Open until 26 January 2020
Further information: www.boltonlams.co.uk/whats-on/2414/elements-exhibition-bolton-museum
Put together by an in-house team, this exhibition to celebrate the International Year of the Periodic Table certainly has a ‘wow factor’. Visitors are welcomed by Tom Lehrer singing The Element Song. When Lehrer wrote it in 1959, there were only 102 elements, although he predicted that elements beyond nobelium would soon be created. Text panels along the walls introduce visitors to the concept of the periodic table and its discovery. While the 1869 publication of Dmitri Mendeleev’s periodic table is well known, the text reminds readers that Julius Lothar Meyer’s 1864 work should not be forgotten.
Nobel laureate Harry Kroto – educated in Bolton and of fullerene fame – is remembered in a showcase explaining the allotropes of carbon. Along an entire wall of the temporary exhibition gallery is a timeline highlighting the discovery of each element. The elements are arranged by atomic number and sit alongside the names of their discoverers (and their portraits in some cases).
At the far end of the gallery, there are several elements-related games to play. Younger visitors can play dress-up in the lab coats and goggles provided.
Without a doubt, the main attraction is a home-constructed display in the centre of the gallery. It consists of 90 transparent plastic cubes (actinides and lanthanides have just one box each) in the exact shape of the periodic table.
Objects inside the boxes showcase each element’s uses and applications, some of which were new to me.
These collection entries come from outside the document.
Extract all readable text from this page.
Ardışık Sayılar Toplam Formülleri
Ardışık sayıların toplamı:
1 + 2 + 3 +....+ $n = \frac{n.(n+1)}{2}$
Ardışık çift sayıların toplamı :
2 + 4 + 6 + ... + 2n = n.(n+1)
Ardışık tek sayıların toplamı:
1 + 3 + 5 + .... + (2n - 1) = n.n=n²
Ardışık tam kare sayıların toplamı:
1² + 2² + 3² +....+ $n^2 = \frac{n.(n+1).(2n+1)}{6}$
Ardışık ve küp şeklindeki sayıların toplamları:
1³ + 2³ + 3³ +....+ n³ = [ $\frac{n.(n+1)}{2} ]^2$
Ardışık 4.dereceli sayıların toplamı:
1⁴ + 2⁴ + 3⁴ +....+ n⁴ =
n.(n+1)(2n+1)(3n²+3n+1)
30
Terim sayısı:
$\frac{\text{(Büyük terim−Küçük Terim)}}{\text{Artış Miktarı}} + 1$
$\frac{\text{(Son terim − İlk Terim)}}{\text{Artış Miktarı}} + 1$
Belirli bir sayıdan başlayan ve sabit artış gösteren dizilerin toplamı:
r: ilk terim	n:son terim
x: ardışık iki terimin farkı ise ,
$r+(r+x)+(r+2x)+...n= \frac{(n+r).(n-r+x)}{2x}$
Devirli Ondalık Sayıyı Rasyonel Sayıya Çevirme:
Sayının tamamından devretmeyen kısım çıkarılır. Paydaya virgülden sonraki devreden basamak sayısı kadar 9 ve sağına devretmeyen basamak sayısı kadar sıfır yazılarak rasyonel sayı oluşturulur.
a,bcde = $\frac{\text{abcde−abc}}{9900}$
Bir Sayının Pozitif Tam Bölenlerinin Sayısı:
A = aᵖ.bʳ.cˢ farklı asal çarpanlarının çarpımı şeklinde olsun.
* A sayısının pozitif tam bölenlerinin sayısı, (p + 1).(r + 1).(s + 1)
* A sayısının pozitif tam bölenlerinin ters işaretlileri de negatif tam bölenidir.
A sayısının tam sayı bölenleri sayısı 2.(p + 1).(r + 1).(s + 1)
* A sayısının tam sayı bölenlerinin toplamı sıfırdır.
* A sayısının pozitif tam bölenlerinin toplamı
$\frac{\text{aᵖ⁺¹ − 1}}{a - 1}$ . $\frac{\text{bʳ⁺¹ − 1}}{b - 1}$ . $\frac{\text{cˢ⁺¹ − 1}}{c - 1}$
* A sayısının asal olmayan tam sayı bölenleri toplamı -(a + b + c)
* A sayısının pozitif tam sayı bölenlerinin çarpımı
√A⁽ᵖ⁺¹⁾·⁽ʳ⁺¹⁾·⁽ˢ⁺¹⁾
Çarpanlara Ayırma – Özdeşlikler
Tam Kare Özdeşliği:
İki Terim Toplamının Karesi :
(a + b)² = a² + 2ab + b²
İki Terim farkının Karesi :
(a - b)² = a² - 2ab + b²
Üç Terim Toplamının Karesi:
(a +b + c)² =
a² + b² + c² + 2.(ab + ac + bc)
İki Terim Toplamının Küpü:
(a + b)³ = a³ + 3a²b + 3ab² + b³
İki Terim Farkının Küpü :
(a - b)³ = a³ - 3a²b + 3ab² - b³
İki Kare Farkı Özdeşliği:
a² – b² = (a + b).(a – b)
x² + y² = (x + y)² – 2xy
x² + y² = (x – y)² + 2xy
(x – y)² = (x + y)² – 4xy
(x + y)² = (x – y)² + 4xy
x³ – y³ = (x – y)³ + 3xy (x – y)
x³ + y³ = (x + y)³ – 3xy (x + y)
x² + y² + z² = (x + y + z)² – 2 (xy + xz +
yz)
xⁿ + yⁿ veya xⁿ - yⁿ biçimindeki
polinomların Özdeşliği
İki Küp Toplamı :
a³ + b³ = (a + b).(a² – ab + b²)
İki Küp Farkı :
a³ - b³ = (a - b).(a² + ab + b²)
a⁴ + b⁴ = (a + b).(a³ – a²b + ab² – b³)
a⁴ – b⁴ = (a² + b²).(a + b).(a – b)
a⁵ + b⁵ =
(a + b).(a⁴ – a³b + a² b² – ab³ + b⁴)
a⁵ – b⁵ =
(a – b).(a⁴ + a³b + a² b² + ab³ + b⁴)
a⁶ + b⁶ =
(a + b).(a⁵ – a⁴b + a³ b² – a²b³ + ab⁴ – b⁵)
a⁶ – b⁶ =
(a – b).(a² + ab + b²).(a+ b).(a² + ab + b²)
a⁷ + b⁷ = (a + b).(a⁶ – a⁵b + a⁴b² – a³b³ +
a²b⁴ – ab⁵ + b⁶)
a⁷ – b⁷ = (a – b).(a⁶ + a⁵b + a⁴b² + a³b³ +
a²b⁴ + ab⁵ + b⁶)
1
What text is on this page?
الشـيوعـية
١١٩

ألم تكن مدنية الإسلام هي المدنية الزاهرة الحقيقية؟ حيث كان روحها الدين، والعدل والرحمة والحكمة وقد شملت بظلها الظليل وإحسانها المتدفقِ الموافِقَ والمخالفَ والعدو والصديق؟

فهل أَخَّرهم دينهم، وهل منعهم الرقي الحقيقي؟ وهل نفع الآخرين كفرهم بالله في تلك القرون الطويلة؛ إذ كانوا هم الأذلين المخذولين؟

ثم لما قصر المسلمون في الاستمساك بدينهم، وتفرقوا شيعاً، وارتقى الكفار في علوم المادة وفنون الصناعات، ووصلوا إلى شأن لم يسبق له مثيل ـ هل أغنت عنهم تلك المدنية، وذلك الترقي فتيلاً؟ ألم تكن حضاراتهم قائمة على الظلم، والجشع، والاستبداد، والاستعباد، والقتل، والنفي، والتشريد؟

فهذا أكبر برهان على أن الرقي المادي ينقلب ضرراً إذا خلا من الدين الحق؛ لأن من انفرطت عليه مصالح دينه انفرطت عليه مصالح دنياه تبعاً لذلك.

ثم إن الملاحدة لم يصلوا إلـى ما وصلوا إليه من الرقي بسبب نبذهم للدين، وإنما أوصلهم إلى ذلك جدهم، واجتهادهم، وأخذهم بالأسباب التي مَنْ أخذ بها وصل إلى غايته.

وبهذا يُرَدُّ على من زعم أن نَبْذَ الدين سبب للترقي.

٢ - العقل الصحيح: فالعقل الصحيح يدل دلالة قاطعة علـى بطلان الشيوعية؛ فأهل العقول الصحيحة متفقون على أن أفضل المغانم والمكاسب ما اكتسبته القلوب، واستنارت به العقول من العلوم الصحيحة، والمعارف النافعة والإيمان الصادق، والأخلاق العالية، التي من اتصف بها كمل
There’s a banana for selenium, neon lights, europium-containing Euro bank notes and neodymium magnets. The exhibition explains that the human body requires about 60 of these elements to work effectively.
I think the exhibition is useful to introduce anyone to the subject. Children are especially welcome. Even complex topics like atomic theory and particle physics are explained in simple language. But scientists would be very interested to see this exhibition, too, and could easily spend an hour here. To round off the visit, the museum shop has on sale books, jigsaws, mugs, pencil cases, candy and, of course, posters devoted to the theme.
The Elements is a work of art, and I hope it can be given a permanent space somewhere.